HCatalog is a table and storage management layer designed for Hadoop. It allows users working with various data processing tools, such as Pig and MapReduce, to more easily read and write data across the grid. HCatalog provides a table abstraction that offers users a relational view of data stored in the Hadoop Distributed File System (HDFS), ensuring they do not have to worry about the location or format of their data—whether it's in RCFile format, text files, SequenceFiles, or ORC files.

HCatalog supports reading and writing files in any format for which a SerDe (serializer-deserializer) can be created. By default, it supports RCFile, CSV, JSON, SequenceFile, and ORC file formats. To use a custom format, we must provide the corresponding InputFormat, OutputFormat, and SerDe.

Architecture -

Architecture

HCatalog is built on top of the Hive metastore and incorporates Hive's DDL. It provides read and write interfaces for Pig and MapReduce, using Hive's command line interface (CLI) to issue data definition and metadata exploration commands.

Interfaces -

  • The HCatalog interface for Pig includes two main components: HCatLoader and HCatStorer.
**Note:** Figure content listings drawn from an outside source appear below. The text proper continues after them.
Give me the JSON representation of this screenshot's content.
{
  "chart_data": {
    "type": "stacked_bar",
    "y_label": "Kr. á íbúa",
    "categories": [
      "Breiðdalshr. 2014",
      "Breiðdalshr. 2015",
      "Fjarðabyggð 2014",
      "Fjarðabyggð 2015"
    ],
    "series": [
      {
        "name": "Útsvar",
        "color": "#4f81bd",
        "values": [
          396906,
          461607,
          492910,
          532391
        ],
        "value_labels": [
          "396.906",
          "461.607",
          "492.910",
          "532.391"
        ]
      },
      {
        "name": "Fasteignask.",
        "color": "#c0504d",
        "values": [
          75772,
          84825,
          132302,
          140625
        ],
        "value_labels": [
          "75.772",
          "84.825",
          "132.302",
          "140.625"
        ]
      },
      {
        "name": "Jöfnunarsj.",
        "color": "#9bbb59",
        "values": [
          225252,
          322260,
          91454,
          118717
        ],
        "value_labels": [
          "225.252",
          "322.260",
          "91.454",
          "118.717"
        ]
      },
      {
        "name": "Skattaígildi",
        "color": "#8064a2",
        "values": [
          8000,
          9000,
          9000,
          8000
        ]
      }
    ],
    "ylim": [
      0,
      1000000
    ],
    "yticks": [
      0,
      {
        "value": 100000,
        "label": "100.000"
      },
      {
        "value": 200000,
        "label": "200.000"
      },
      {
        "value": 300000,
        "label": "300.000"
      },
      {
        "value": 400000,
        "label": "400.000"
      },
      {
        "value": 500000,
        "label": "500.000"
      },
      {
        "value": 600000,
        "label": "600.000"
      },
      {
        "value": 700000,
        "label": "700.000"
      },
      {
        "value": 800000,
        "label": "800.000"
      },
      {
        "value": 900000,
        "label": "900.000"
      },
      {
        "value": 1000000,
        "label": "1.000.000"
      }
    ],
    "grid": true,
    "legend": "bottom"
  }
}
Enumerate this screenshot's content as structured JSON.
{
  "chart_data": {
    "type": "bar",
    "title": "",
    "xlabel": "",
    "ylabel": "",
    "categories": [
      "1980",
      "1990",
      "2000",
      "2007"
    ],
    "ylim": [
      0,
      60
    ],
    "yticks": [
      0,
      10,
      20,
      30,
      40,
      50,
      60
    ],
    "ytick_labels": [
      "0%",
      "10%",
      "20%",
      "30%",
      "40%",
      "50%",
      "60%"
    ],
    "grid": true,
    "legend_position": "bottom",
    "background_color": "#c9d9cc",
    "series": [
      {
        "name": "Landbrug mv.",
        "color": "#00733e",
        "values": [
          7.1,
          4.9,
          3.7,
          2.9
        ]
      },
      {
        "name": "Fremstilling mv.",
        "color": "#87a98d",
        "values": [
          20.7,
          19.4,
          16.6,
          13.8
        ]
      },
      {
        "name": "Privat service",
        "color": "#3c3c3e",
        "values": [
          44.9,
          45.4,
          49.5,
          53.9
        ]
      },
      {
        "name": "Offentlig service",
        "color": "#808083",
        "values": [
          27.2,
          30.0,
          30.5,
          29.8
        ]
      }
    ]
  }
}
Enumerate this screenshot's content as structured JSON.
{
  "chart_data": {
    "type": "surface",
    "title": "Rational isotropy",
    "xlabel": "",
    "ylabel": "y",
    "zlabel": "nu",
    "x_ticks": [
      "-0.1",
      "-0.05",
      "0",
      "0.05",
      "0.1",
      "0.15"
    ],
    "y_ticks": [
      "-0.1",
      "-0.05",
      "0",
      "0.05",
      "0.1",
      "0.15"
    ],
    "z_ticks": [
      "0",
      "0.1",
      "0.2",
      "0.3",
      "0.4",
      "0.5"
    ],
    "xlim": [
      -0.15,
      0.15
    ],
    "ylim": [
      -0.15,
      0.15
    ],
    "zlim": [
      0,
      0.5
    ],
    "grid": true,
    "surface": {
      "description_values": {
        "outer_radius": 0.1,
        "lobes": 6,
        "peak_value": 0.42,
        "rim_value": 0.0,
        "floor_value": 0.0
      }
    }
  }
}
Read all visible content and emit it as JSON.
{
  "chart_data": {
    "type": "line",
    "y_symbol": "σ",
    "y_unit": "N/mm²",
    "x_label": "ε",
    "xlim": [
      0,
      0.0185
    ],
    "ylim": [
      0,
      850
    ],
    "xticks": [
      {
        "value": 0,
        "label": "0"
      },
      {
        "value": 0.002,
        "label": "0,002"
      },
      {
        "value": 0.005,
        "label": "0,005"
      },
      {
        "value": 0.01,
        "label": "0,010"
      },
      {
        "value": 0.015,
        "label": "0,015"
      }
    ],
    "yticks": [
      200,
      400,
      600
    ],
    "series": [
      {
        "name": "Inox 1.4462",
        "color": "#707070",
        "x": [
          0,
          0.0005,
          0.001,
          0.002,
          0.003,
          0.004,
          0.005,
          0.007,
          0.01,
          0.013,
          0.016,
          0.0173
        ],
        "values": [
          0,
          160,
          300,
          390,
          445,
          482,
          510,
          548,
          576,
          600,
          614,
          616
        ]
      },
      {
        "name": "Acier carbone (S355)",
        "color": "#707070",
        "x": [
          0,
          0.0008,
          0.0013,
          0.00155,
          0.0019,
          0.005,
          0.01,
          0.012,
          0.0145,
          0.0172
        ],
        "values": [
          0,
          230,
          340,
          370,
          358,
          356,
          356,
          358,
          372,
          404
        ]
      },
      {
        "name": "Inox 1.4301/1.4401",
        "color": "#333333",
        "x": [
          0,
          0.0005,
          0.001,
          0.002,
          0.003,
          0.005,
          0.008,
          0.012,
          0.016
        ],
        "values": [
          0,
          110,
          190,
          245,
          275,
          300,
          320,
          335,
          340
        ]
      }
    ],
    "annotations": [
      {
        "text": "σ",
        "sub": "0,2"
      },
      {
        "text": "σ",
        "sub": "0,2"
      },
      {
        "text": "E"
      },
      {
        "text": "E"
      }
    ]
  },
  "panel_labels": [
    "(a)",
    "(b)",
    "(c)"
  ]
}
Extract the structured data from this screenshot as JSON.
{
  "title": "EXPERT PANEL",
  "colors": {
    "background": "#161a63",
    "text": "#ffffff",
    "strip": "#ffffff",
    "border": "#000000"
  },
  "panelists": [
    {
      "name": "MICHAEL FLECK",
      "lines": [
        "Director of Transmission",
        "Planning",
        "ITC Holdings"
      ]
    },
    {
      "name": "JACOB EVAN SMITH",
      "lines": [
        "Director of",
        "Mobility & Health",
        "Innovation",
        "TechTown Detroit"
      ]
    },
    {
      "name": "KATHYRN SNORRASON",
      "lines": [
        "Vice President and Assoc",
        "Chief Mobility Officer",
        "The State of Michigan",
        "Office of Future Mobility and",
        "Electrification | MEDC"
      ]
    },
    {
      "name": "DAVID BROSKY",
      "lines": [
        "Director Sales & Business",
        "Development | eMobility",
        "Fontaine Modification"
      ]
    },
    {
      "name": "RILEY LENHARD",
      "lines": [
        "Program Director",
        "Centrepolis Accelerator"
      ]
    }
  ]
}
HCatLoader is used to read data from a specified table. You can specify which partitions to scan by adding a partition filter immediately after the load statement. On the other hand, HCatStorer is used to write data to a given table, and you can optionally specify partition keys if you want to create a new partition.
  • The HCatalog interface for MapReduce, which includes HCatInputFormat and HCatOutputFormat. HCatInputFormat lets you choose a table to read data from. You can also specify which parts of the table you want to look at by using a selection filter. HCatOutputFormat allows you to write data to a table and lets you create new parts in the table if needed. You can write to a specific part by giving the partition keys and their values when you use the setOutput method.
  • There is no specific interface for Hive. Since HCatalog uses Hive’s metastore, Hive can directly read data from HCatalog.

Data Model -

  • HCatalog provides a relational view of data.
  • Data is organized into tables, which can be stored in databases. These tables can also be hash-partitioned based on one or more keys. This means that for each specific value of a key (or a combination of keys), there will be one partition that contains all the rows associated with that value (or set of values).
  • New partitions can be added to a table, and existing partitions can be removed.
  • When a partitioned table is created, it does not have any partitions initially. In contrast, unpartitioned tables essentially have a single default partition that must be set up at the time of creation.
  • Partitions contain records. Once you create a partition, you cannot add, remove, or update records in it. Partitions are multi-dimensional, not hierarchical.
  • Records are organized into columns, which have names and data types.
  • HCatalog uses the same data types as Hive.